Pub Date:2020-01-16 08:57 Source:Global Times

Raised in a mountain village in Qimen county of East China's Anhui Province, Jiang Xuexia was enrolled to a university in Hefei, capital of Anhui in 2004, and worked in a Fortune 500 company in Shanghai after graduation.

"In the tea harvest season, my parents and other folks would go to pick tea in the mountain regardless of wind or rain, but sometimes they had to sell tea at a low price, which stung my heart," Jiang told the Global Times.

"I felt obliged to change the situation of my village as the first college graduate there, so I did market research and analysis, and returned to my hometown to sell black tea," she said.

In 2014, Jiang and her two sisters returned to their hometown to start their tea business in Qimen, the renowned origin of black tea.

The company they invested in more than 1 million yuan ($143,000) only produced 2,500 kilogram tea leaves with zero profit in the first year because the quality failed to meet Jiang's standard.

"My two sisters and I grew up in a tea plantation and know something of tea picking and producing, but we still encountered many obstacles to enter the tea market," said Jiang. The three sisters visited tea factories in Anhui and other provinces to acquire experience and skills.
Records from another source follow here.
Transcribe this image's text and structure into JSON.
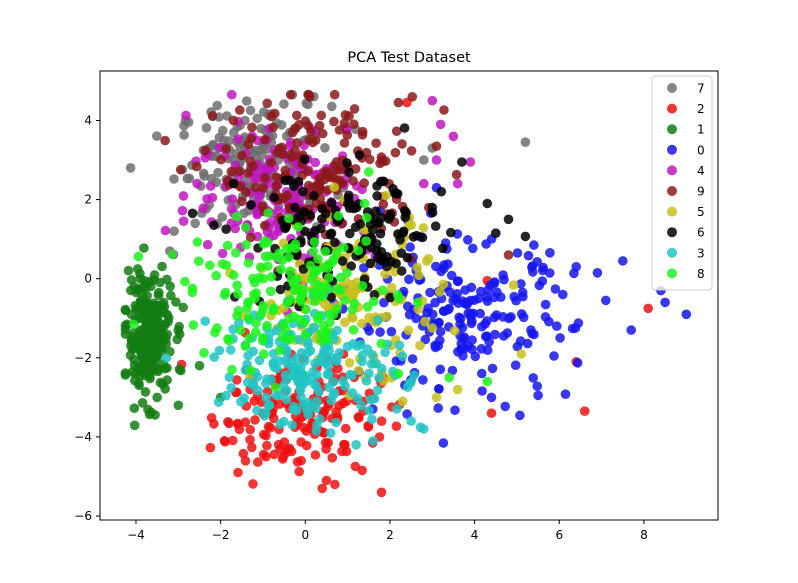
{
  "chart_data": {
    "type": "scatter",
    "title": "PCA Test Dataset",
    "xlabel": "",
    "ylabel": "",
    "xlim": [
      -4.85,
      9.75
    ],
    "ylim": [
      -6.1,
      5.25
    ],
    "x_ticks": [
      -4,
      -2,
      0,
      2,
      4,
      6,
      8
    ],
    "y_ticks": [
      -6,
      -4,
      -2,
      0,
      2,
      4
    ],
    "grid": false,
    "legend_position": "top-right",
    "series": [
      {
        "name": "7",
        "color": "#6e6e6e",
        "cluster": {
          "cx": -1.2,
          "cy": 2.9,
          "sx": 0.9,
          "sy": 0.75,
          "n": 170
        },
        "points": [
          [
            0.2,
            4.6
          ],
          [
            5.2,
            3.45
          ],
          [
            3.0,
            3.3
          ],
          [
            2.8,
            3.0
          ],
          [
            -2.6,
            1.4
          ],
          [
            -3.1,
            1.2
          ],
          [
            -3.2,
            0.7
          ]
        ]
      },
      {
        "name": "2",
        "color": "#ee1111",
        "cluster": {
          "cx": -0.2,
          "cy": -3.4,
          "sx": 1.0,
          "sy": 0.75,
          "n": 165
        },
        "points": [
          [
            1.8,
            -5.4
          ],
          [
            0.5,
            -5.1
          ],
          [
            0.4,
            -5.3
          ],
          [
            0.7,
            -5.2
          ],
          [
            -0.1,
            -4.6
          ],
          [
            6.6,
            -3.35
          ],
          [
            8.1,
            -0.75
          ],
          [
            6.4,
            -2.1
          ],
          [
            4.4,
            -3.4
          ],
          [
            4.3,
            -0.05
          ],
          [
            2.4,
            4.45
          ]
        ]
      },
      {
        "name": "1",
        "color": "#137d13",
        "cluster": {
          "cx": -3.7,
          "cy": -1.45,
          "sx": 0.28,
          "sy": 0.75,
          "n": 240
        },
        "points": [
          [
            -3.0,
            -3.2
          ],
          [
            -3.5,
            -3.0
          ],
          [
            -2.0,
            -3.0
          ],
          [
            -2.5,
            -2.2
          ],
          [
            -3.9,
            0.0
          ]
        ]
      },
      {
        "name": "0",
        "color": "#1515f0",
        "cluster": {
          "cx": 3.7,
          "cy": -1.0,
          "sx": 1.3,
          "sy": 0.95,
          "n": 210
        },
        "points": [
          [
            9.0,
            -0.9
          ],
          [
            8.4,
            -0.3
          ],
          [
            8.5,
            -0.6
          ],
          [
            7.7,
            -1.3
          ],
          [
            7.1,
            -0.55
          ],
          [
            6.9,
            0.15
          ],
          [
            7.5,
            0.45
          ],
          [
            6.4,
            0.3
          ],
          [
            5.5,
            -2.95
          ],
          [
            4.4,
            -3.0
          ],
          [
            3.1,
            2.3
          ],
          [
            5.4,
            0.85
          ]
        ]
      },
      {
        "name": "4",
        "color": "#c017c0",
        "cluster": {
          "cx": -0.5,
          "cy": 2.2,
          "sx": 1.1,
          "sy": 0.9,
          "n": 190
        },
        "points": [
          [
            3.0,
            4.5
          ],
          [
            3.2,
            3.9
          ],
          [
            3.5,
            3.6
          ],
          [
            3.1,
            3.0
          ],
          [
            3.9,
            2.95
          ],
          [
            3.6,
            2.4
          ],
          [
            2.8,
            2.4
          ]
        ]
      },
      {
        "name": "9",
        "color": "#8b1a1a",
        "cluster": {
          "cx": 0.3,
          "cy": 2.7,
          "sx": 1.2,
          "sy": 0.9,
          "n": 170
        },
        "points": [
          [
            2.2,
            4.45
          ],
          [
            -1.7,
            4.0
          ],
          [
            -0.8,
            4.1
          ],
          [
            3.1,
            3.35
          ],
          [
            4.8,
            0.6
          ]
        ]
      },
      {
        "name": "5",
        "color": "#c6c01b",
        "cluster": {
          "cx": 1.0,
          "cy": -0.5,
          "sx": 1.1,
          "sy": 1.0,
          "n": 150
        },
        "points": [
          [
            2.3,
            -3.1
          ],
          [
            3.1,
            -3.0
          ],
          [
            3.6,
            -2.8
          ],
          [
            5.1,
            -1.9
          ],
          [
            1.9,
            2.1
          ]
        ]
      },
      {
        "name": "6",
        "color": "#000000",
        "cluster": {
          "cx": 0.9,
          "cy": 1.0,
          "sx": 1.2,
          "sy": 0.85,
          "n": 155
        },
        "points": [
          [
            3.7,
            2.95
          ],
          [
            4.3,
            1.9
          ],
          [
            4.8,
            1.5
          ],
          [
            3.0,
            1.8
          ],
          [
            4.5,
            1.15
          ]
        ]
      },
      {
        "name": "3",
        "color": "#20c4c4",
        "cluster": {
          "cx": 0.1,
          "cy": -2.2,
          "sx": 1.1,
          "sy": 0.75,
          "n": 200
        },
        "points": [
          [
            2.8,
            -3.8
          ],
          [
            1.6,
            -4.1
          ],
          [
            1.2,
            -4.2
          ],
          [
            0.6,
            -3.9
          ],
          [
            2.5,
            -3.6
          ]
        ]
      },
      {
        "name": "8",
        "color": "#1cf21c",
        "cluster": {
          "cx": -0.3,
          "cy": -0.4,
          "sx": 1.2,
          "sy": 0.8,
          "n": 165
        },
        "points": [
          [
            4.3,
            -2.6
          ],
          [
            3.4,
            -2.5
          ],
          [
            2.2,
            -2.4
          ],
          [
            1.5,
            2.7
          ],
          [
            1.4,
            1.9
          ]
        ]
      }
    ]
  }
}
They also went door-to-door, visiting experienced tea farmers.

In 2018, Jiang's company harvested more than 1 million yuan, bringing the villagers an extra annual income of 5,000 yuan.

A new product developed in the same year provided another 60 job positions for villagers, apart from the existing 45 positions with a daily income of 150 yuan.

"A villager with bad eyesight wanted to do tea packing, so I offered her the position and encouraged her. She became skillful day by day and was happy to make money with her own hands," said Jiang Xuexia.

Because of the three sisters' promotional efforts, many of the company's customers and tea lovers would like to visit their hometown.

To improve tea quality in plantations, Jiang launched a training class for her local tea farmers. The training is now attended by many farmers from other provinces.

"Many young people have seen business opportunities in tea planting," Jiang Xuexia said.

The three sisters plan to take advantage of the unique tourism resources by combining tea culture and short-term training alongside running tea plantations and improving tea quality.

Jiang hopes that her company can lead more tea farmers to a better and happier life.